Presque chaque dimanche, le quartier ancien d’Ozu accueille un petit marché d’antiquités à Pokopen Yokocho, un espace rétro au cœur de la ville. Dans cette ruelle aménagée façon ère Showa (1926-1989), on chine des jouets rétro, des vinyles poussiéreux, de la vaisselle d’un autre temps, ou encore de vieilles réclames en métal. Le tout, dans une belle ambiance vintage. C’est un événement très modeste mais intéressant pour une petite balade sans prétention. C’est organisé le dimanche, aux dates suivantes :

  • De mars à novembre : chaque dimanche sauf le 2ᵉ dimanche du mois.
  • De décembre à février : uniquement le 3ᵉ dimanche du mois.

Juste à côté, le bâtiment Omoide Warehouse (entrepôt des souvenirs) prolonge cette plongée nostalgique. Cette sorte de musée du rétro n’est clairement pas incontournable, mais l’endroit a le mérite d’exister, surtout si on est sensible à ce genre d’ambiance. On y retrouve pêle-mêle vélos, meubles anciens, gadgets d’époque et autres trésors du quotidien japonais des années 1950 à 1980.
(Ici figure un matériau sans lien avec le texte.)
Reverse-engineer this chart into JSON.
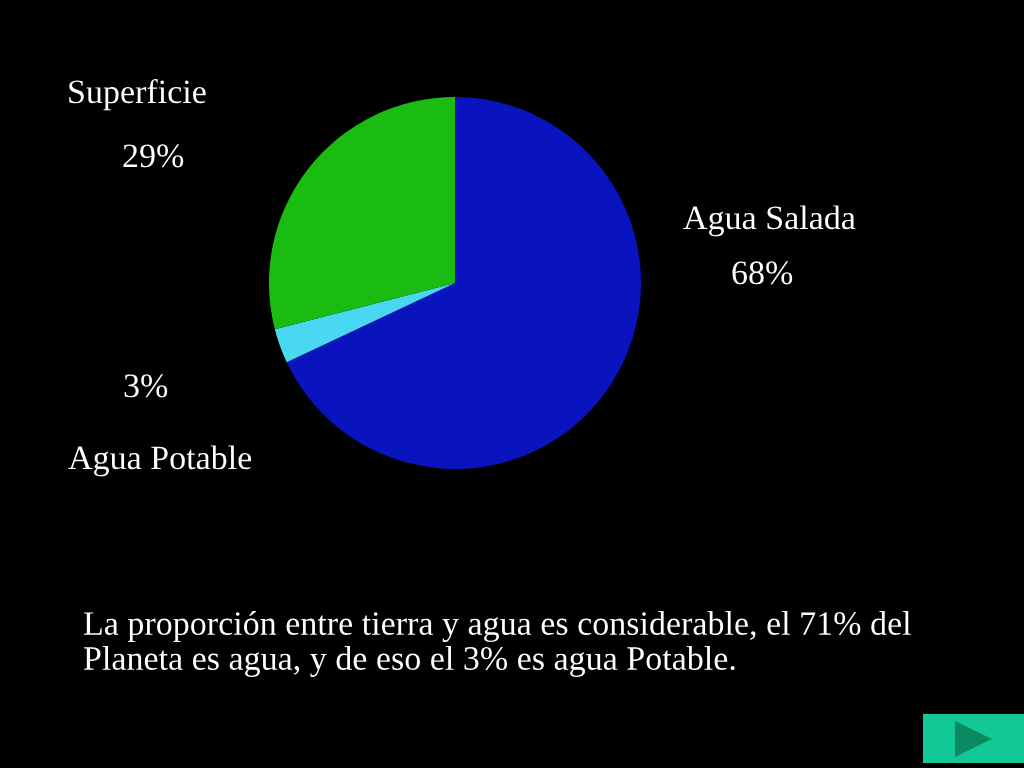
{
  "chart_data": {
    "type": "pie",
    "categories": [
      "Agua Salada",
      "Agua Potable",
      "Superficie"
    ],
    "values": [
      68,
      3,
      29
    ],
    "colors": [
      "#0a14be",
      "#48d8f2",
      "#1abc12"
    ],
    "value_labels": [
      "68%",
      "3%",
      "29%"
    ],
    "annotations": [
      "La proporción entre tierra y agua es considerable, el 71% del\nPlaneta es agua, y de eso el 3% es agua Potable."
    ]
  }
}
Enfin, à quelques pas, l’Ozu Akarenga-kan (bâtiment en briques rouges) est un espace culturel qui abrite une boutique d’artisanat local et un petit café en mezzanine donnant sur une cour intérieure en briques. Construit en 1901 comme siège de la banque commerciale d’Ozu, il mêle architecture occidentale et détails japonais traditionnels (comme ses tuiles ornées du caractère 商, « commerce »).

Le mont Tomisuyama

Du haut de ses 320 mètres d’altitude, le mont Tomisuyama domine paisiblement la plaine d’Ozu depuis le nord. Depuis son sommet, on profite d’un superbe panorama sur la ville et ses vallées et collines environnantes. Mais c’est surtout au cœur du printemps japonais que le mont Tomisuyama attire les regards : de fin avril à mi-mai, plus de 60 000 azalées recouvrent ses pentes de teintes vives, entre rose et fuchsia. Un décor spectaculaire qui en fait l’un des plus beaux endroits du Japon durant la saison des azalées.
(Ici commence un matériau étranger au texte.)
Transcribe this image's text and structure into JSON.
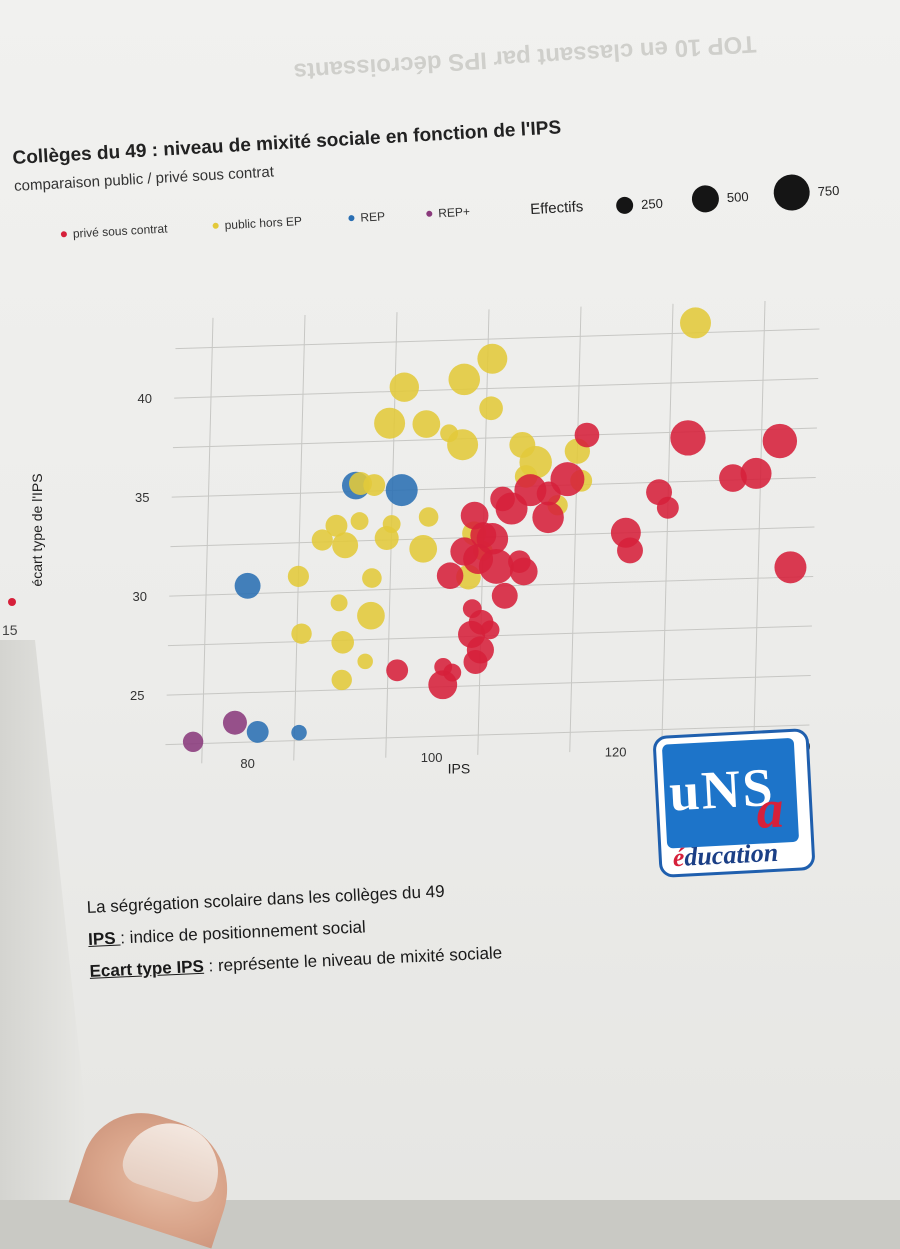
{
  "background_header_text": {
    "line1": "TOP 10 en classant par IPS décroissants",
    "line2": ""
  },
  "chart_data": {
    "type": "scatter",
    "title": "Collèges du 49 : niveau de mixité sociale en fonction de l'IPS",
    "subtitle": "comparaison public / privé sous contrat",
    "xlabel": "IPS",
    "ylabel": "écart type de l'IPS",
    "xticks": [
      80,
      100,
      120,
      140
    ],
    "yticks": [
      25,
      30,
      35,
      40
    ],
    "xlim": [
      71,
      141
    ],
    "ylim": [
      21.5,
      44
    ],
    "grid": true,
    "legend": {
      "placement": "top",
      "series_items": [
        {
          "name": "privé sous contrat",
          "color": "#d6203a"
        },
        {
          "name": "public hors EP",
          "color": "#e3c93a"
        },
        {
          "name": "REP",
          "color": "#2a6fb3"
        },
        {
          "name": "REP+",
          "color": "#8a3a7c"
        }
      ],
      "size_title": "Effectifs",
      "size_items": [
        {
          "label": "250",
          "value": 250
        },
        {
          "label": "500",
          "value": 500
        },
        {
          "label": "750",
          "value": 750
        }
      ]
    },
    "series": [
      {
        "name": "REP+",
        "color": "#8a3a7c",
        "points": [
          {
            "x": 74,
            "y": 22.6,
            "size": 260
          },
          {
            "x": 78.5,
            "y": 23.5,
            "size": 360
          }
        ]
      },
      {
        "name": "REP",
        "color": "#2a6fb3",
        "points": [
          {
            "x": 81,
            "y": 23.0,
            "size": 300
          },
          {
            "x": 85.5,
            "y": 22.9,
            "size": 150
          },
          {
            "x": 79.5,
            "y": 30.4,
            "size": 420
          },
          {
            "x": 91,
            "y": 35.3,
            "size": 480
          },
          {
            "x": 96,
            "y": 35.0,
            "size": 640
          }
        ]
      },
      {
        "name": "public hors EP",
        "color": "#e3c93a",
        "points": [
          {
            "x": 96,
            "y": 40.2,
            "size": 540
          },
          {
            "x": 102.5,
            "y": 40.5,
            "size": 620
          },
          {
            "x": 105.5,
            "y": 41.5,
            "size": 560
          },
          {
            "x": 127.5,
            "y": 43.0,
            "size": 600
          },
          {
            "x": 94.5,
            "y": 38.4,
            "size": 600
          },
          {
            "x": 98.5,
            "y": 38.3,
            "size": 480
          },
          {
            "x": 101,
            "y": 37.8,
            "size": 200
          },
          {
            "x": 102.5,
            "y": 37.2,
            "size": 600
          },
          {
            "x": 105.5,
            "y": 39.0,
            "size": 350
          },
          {
            "x": 109,
            "y": 37.1,
            "size": 420
          },
          {
            "x": 110.5,
            "y": 36.2,
            "size": 660
          },
          {
            "x": 115,
            "y": 36.7,
            "size": 400
          },
          {
            "x": 115.5,
            "y": 35.2,
            "size": 300
          },
          {
            "x": 91.5,
            "y": 35.4,
            "size": 330
          },
          {
            "x": 93,
            "y": 35.3,
            "size": 300
          },
          {
            "x": 89,
            "y": 33.3,
            "size": 300
          },
          {
            "x": 87.5,
            "y": 32.6,
            "size": 280
          },
          {
            "x": 90,
            "y": 32.3,
            "size": 420
          },
          {
            "x": 91.5,
            "y": 33.5,
            "size": 200
          },
          {
            "x": 94.5,
            "y": 32.6,
            "size": 360
          },
          {
            "x": 95,
            "y": 33.3,
            "size": 200
          },
          {
            "x": 99,
            "y": 33.6,
            "size": 240
          },
          {
            "x": 98.5,
            "y": 32.0,
            "size": 480
          },
          {
            "x": 104,
            "y": 32.7,
            "size": 360
          },
          {
            "x": 85,
            "y": 30.8,
            "size": 280
          },
          {
            "x": 93,
            "y": 30.6,
            "size": 240
          },
          {
            "x": 103.5,
            "y": 30.5,
            "size": 380
          },
          {
            "x": 105,
            "y": 31.8,
            "size": 240
          },
          {
            "x": 89.5,
            "y": 29.4,
            "size": 180
          },
          {
            "x": 93,
            "y": 28.7,
            "size": 480
          },
          {
            "x": 85.5,
            "y": 27.9,
            "size": 260
          },
          {
            "x": 90,
            "y": 27.4,
            "size": 320
          },
          {
            "x": 92.5,
            "y": 26.4,
            "size": 150
          },
          {
            "x": 90,
            "y": 25.5,
            "size": 260
          },
          {
            "x": 109.5,
            "y": 35.5,
            "size": 320
          },
          {
            "x": 113,
            "y": 34.0,
            "size": 260
          }
        ]
      },
      {
        "name": "privé sous contrat",
        "color": "#d6203a",
        "points": [
          {
            "x": 116,
            "y": 37.5,
            "size": 380
          },
          {
            "x": 127,
            "y": 37.2,
            "size": 780
          },
          {
            "x": 137,
            "y": 36.9,
            "size": 740
          },
          {
            "x": 132,
            "y": 35.1,
            "size": 480
          },
          {
            "x": 134.5,
            "y": 35.3,
            "size": 600
          },
          {
            "x": 124,
            "y": 34.5,
            "size": 420
          },
          {
            "x": 125,
            "y": 33.7,
            "size": 300
          },
          {
            "x": 114,
            "y": 35.3,
            "size": 720
          },
          {
            "x": 110,
            "y": 34.8,
            "size": 640
          },
          {
            "x": 112,
            "y": 34.6,
            "size": 360
          },
          {
            "x": 107,
            "y": 34.4,
            "size": 380
          },
          {
            "x": 108,
            "y": 33.9,
            "size": 640
          },
          {
            "x": 104,
            "y": 33.6,
            "size": 480
          },
          {
            "x": 105,
            "y": 32.6,
            "size": 420
          },
          {
            "x": 106,
            "y": 32.4,
            "size": 620
          },
          {
            "x": 103,
            "y": 31.8,
            "size": 500
          },
          {
            "x": 104.5,
            "y": 31.4,
            "size": 560
          },
          {
            "x": 106.5,
            "y": 31.0,
            "size": 760
          },
          {
            "x": 109,
            "y": 31.2,
            "size": 320
          },
          {
            "x": 112,
            "y": 33.4,
            "size": 620
          },
          {
            "x": 120.5,
            "y": 32.5,
            "size": 560
          },
          {
            "x": 121,
            "y": 31.6,
            "size": 420
          },
          {
            "x": 109.5,
            "y": 30.7,
            "size": 480
          },
          {
            "x": 101.5,
            "y": 30.6,
            "size": 440
          },
          {
            "x": 107.5,
            "y": 29.5,
            "size": 420
          },
          {
            "x": 104,
            "y": 28.9,
            "size": 220
          },
          {
            "x": 105,
            "y": 28.2,
            "size": 380
          },
          {
            "x": 104,
            "y": 27.6,
            "size": 460
          },
          {
            "x": 106,
            "y": 27.8,
            "size": 220
          },
          {
            "x": 105,
            "y": 26.8,
            "size": 460
          },
          {
            "x": 104.5,
            "y": 26.2,
            "size": 360
          },
          {
            "x": 101,
            "y": 26.0,
            "size": 200
          },
          {
            "x": 102,
            "y": 25.7,
            "size": 200
          },
          {
            "x": 101,
            "y": 25.1,
            "size": 520
          },
          {
            "x": 96,
            "y": 25.9,
            "size": 300
          },
          {
            "x": 138.5,
            "y": 30.5,
            "size": 640
          }
        ]
      }
    ]
  },
  "clipped_left": {
    "tick": "15"
  },
  "logo": {
    "mark": "uNS",
    "mark_a": "a",
    "sub_a": "é",
    "sub_rest": "ducation"
  },
  "notes": {
    "line1": "La ségrégation scolaire dans les collèges du 49",
    "line2_term": "IPS ",
    "line2_rest": ": indice de positionnement social",
    "line3_term": "Ecart type IPS",
    "line3_rest": " : représente le niveau de mixité sociale"
  }
}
Ozu no Ukai, la pêche aux cormorans

Chaque été, Ozu no Ukai, la pêche aux cormorans d’Ozu, transforme la rivière Hijikawa en scène vivante d’un Japon ancestral. Considérée comme l’un des trois grands ukai du Japon, cette tradition se déroule à la nuit tombée, à bord de bateaux éclairés par des torches (ukaibune). Le public prend place sur une embarcation parallèle à celle du pêcheur. En silence, on suit les gestes précis des ukaisho, les maîtres-cormorans vêtus de leurs costumes rituels. Attachés par une fine corde, cinq cormorans plongent tour à tour et ressortent avec des truites ayu frétillant dans le bec. En arrière-plan, le château d’Ozu et la villa Garyu Sanso se découpent dans la nuit, parachevant un tableau nocturne unique.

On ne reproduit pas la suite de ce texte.